Time stopped. Life was suspended as twenty men awaited the answer.

“Just a friend,” she intoned after a thoughtful pause, giving nothing away.

Bliss moved to the phone, dragging twenty pairs of eyes across the room with him, and dialled Samantha's number. Her answering machine greeted him cheerily as the room behind him held its breath.

“I'll call again in half an hour,” was all he said, realizing it was barely six o'clock in England. He turned back to the room. Eyes scattered, conversations were forced back to life. Margaret chatted to a couple of the men, sipped her coffee, and scanned an old newspaper that was on the bamboo table where he'd first seen her. Bliss killed time browsing around the store, his eyes drawn to the ornate ceiling along the old wooden shelving that climbed, ladder-like, on all four walls. But the stucco ceiling turned out to be fraudulent under closer scrutiny, nothing more than whitewashed, embossed tin-plate tiles. A forerunner of Styrofoam, he guessed, though certainly more attractive. Then he surveyed the familiar products and brands on the shelves and felt a sense of belonging. Cadbury's, Kellogg's, Nestle's, and Heinz vied for display space with Lipton's, Maxwell House, Nabisco, and Knorr.

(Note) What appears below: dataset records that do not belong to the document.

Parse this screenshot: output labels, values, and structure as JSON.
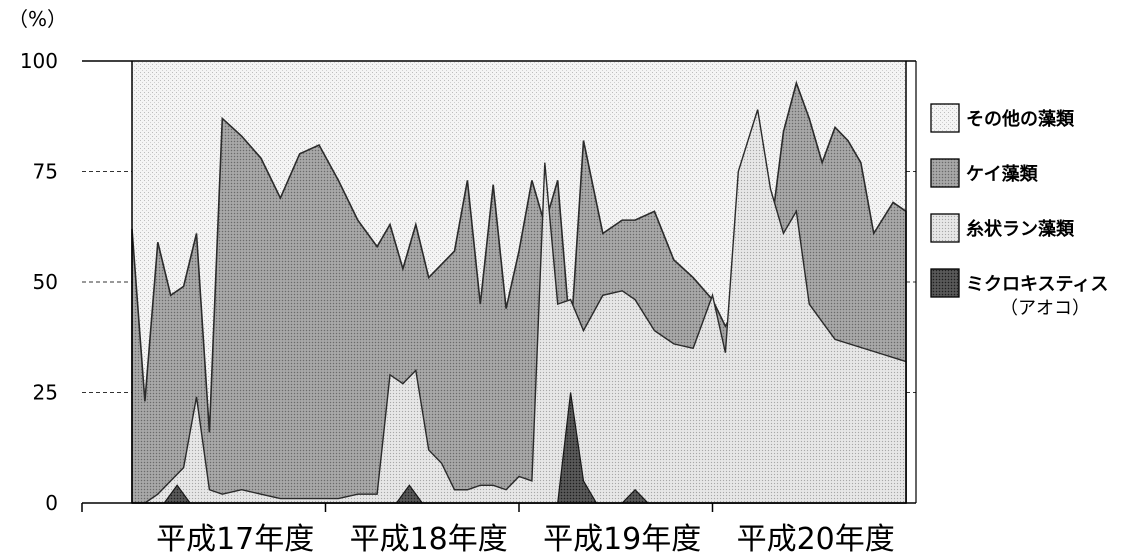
{
  "chart_data": {
    "type": "area",
    "stacked": true,
    "y_unit_label": "（%）",
    "ylim": [
      0,
      100
    ],
    "y_ticks": [
      0,
      25,
      50,
      75,
      100
    ],
    "xlim": [
      0,
      60
    ],
    "x_period_labels": [
      "平成17年度",
      "平成18年度",
      "平成19年度",
      "平成20年度"
    ],
    "x_period_label_positions": [
      8,
      23,
      38,
      53
    ],
    "x_period_boundaries": [
      0,
      15,
      30,
      45,
      60
    ],
    "legend_position": "right",
    "series": [
      {
        "name": "その他の藻類",
        "color": "#f1f1f1",
        "pattern": "dots-light"
      },
      {
        "name": "ケイ藻類",
        "color": "#9a9a9a",
        "pattern": "dots-dark"
      },
      {
        "name": "糸状ラン藻類",
        "color": "#dedede",
        "pattern": "dots-mid"
      },
      {
        "name": "ミクロキスティス",
        "name_sub": "（アオコ）",
        "color": "#4a4a4a",
        "pattern": "dots-darkest"
      }
    ],
    "x": [
      0,
      1,
      2,
      3,
      4,
      5,
      6,
      7,
      8,
      9,
      10,
      11,
      12,
      13,
      14,
      15,
      16,
      17,
      18,
      19,
      20,
      21,
      22,
      23,
      24,
      25,
      26,
      27,
      28,
      29,
      30,
      31,
      32,
      33,
      34,
      35,
      36,
      37,
      38,
      39,
      40,
      41,
      42,
      43,
      44,
      45,
      46,
      47,
      48,
      49,
      50,
      51,
      52,
      53,
      54,
      55,
      56,
      57,
      58,
      59,
      60
    ],
    "cumulative_diatom_top": [
      62,
      23,
      59,
      47,
      49,
      61,
      16,
      87,
      83,
      78,
      69,
      79,
      81,
      73,
      64,
      58,
      63,
      53,
      63,
      51,
      54,
      57,
      73,
      45,
      72,
      44,
      57,
      73,
      63,
      73,
      37,
      82,
      61,
      64,
      64,
      66,
      55,
      51,
      46,
      40,
      45,
      73,
      61,
      84,
      95,
      87,
      77,
      85,
      82,
      77,
      61,
      68,
      66
    ],
    "cumulative_diatom_x": [
      0,
      1,
      2,
      3,
      4,
      5,
      6,
      7,
      8.5,
      10,
      11.5,
      13,
      14.5,
      16,
      17.5,
      19,
      20,
      21,
      22,
      23,
      24,
      25,
      26,
      27,
      28,
      29,
      30,
      31,
      32,
      33,
      34,
      35,
      36.5,
      38,
      39,
      40.5,
      42,
      43.5,
      45,
      46,
      47,
      48.5,
      49.5,
      50.5,
      51.5,
      52.5,
      53.5,
      54.5,
      55.5,
      56.5,
      57.5,
      59,
      60
    ],
    "cumulative_filamentous_top": [
      0,
      0,
      2,
      5,
      8,
      24,
      3,
      2,
      3,
      2,
      1,
      1,
      1,
      1,
      2,
      2,
      29,
      27,
      30,
      12,
      9,
      3,
      3,
      4,
      4,
      3,
      6,
      5,
      77,
      45,
      46,
      39,
      47,
      48,
      46,
      39,
      36,
      35,
      47,
      34,
      75,
      89,
      71,
      61,
      66,
      45,
      41,
      37,
      32
    ],
    "cumulative_filamentous_x": [
      0,
      1,
      2,
      3,
      4,
      5,
      6,
      7,
      8.5,
      10,
      11.5,
      13,
      14.5,
      16,
      17.5,
      19,
      20,
      21,
      22,
      23,
      24,
      25,
      26,
      27,
      28,
      29,
      30,
      31,
      32,
      33,
      34,
      35,
      36.5,
      38,
      39,
      40.5,
      42,
      43.5,
      45,
      46,
      47,
      48.5,
      49.5,
      50.5,
      51.5,
      52.5,
      53.5,
      54.5,
      60
    ],
    "microcystis": [
      0,
      0,
      0,
      0,
      4,
      0,
      0,
      0,
      0,
      0,
      0,
      0,
      0,
      0,
      0,
      0,
      0,
      0,
      0,
      4,
      0,
      0,
      0,
      0,
      0,
      0,
      0,
      0,
      0,
      0,
      0,
      0,
      25,
      5,
      0,
      0,
      0,
      3,
      0,
      0,
      0,
      0,
      0,
      0,
      0,
      0,
      0,
      0,
      0,
      0,
      0,
      0,
      0
    ],
    "microcystis_x": [
      0,
      1,
      2,
      2.5,
      3.5,
      4.5,
      5,
      6,
      7,
      8.5,
      10,
      11.5,
      13,
      14.5,
      16,
      17.5,
      19,
      20,
      20.5,
      21.5,
      22.5,
      23,
      24,
      25,
      26,
      27,
      28,
      29,
      30,
      31,
      32,
      33,
      34,
      35,
      36,
      37,
      38,
      39,
      40,
      41,
      42,
      43.5,
      45,
      46,
      47,
      48.5,
      49.5,
      50.5,
      51.5,
      52.5,
      53.5,
      54.5,
      60
    ]
  }
}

A turn-of-the-century Morse code key stamped
Marconi & Co.
caught his eye, its finely knurled adjusting screws and mother of-pearl finger plate turning a purely functional instrument into a work of art.

“How much?” he called to Stacy, holding it out for him to see.

“What's it got on it?”

“The label says $2.20,” he replied, with no expectation of negotiating a price anywhere near the original.

“Give me two bucks then,” said Stacy, cheerfully taking a ten percent mark down on a ninety-year-old artifact. Bliss, bemused but not inclined to argue, stared hopefully down at the top of Margaret's head.

“Put it on his tab,” she called to Stacy, without looking up from the paper. “He already owes you fifty so another couple won't make a difference.”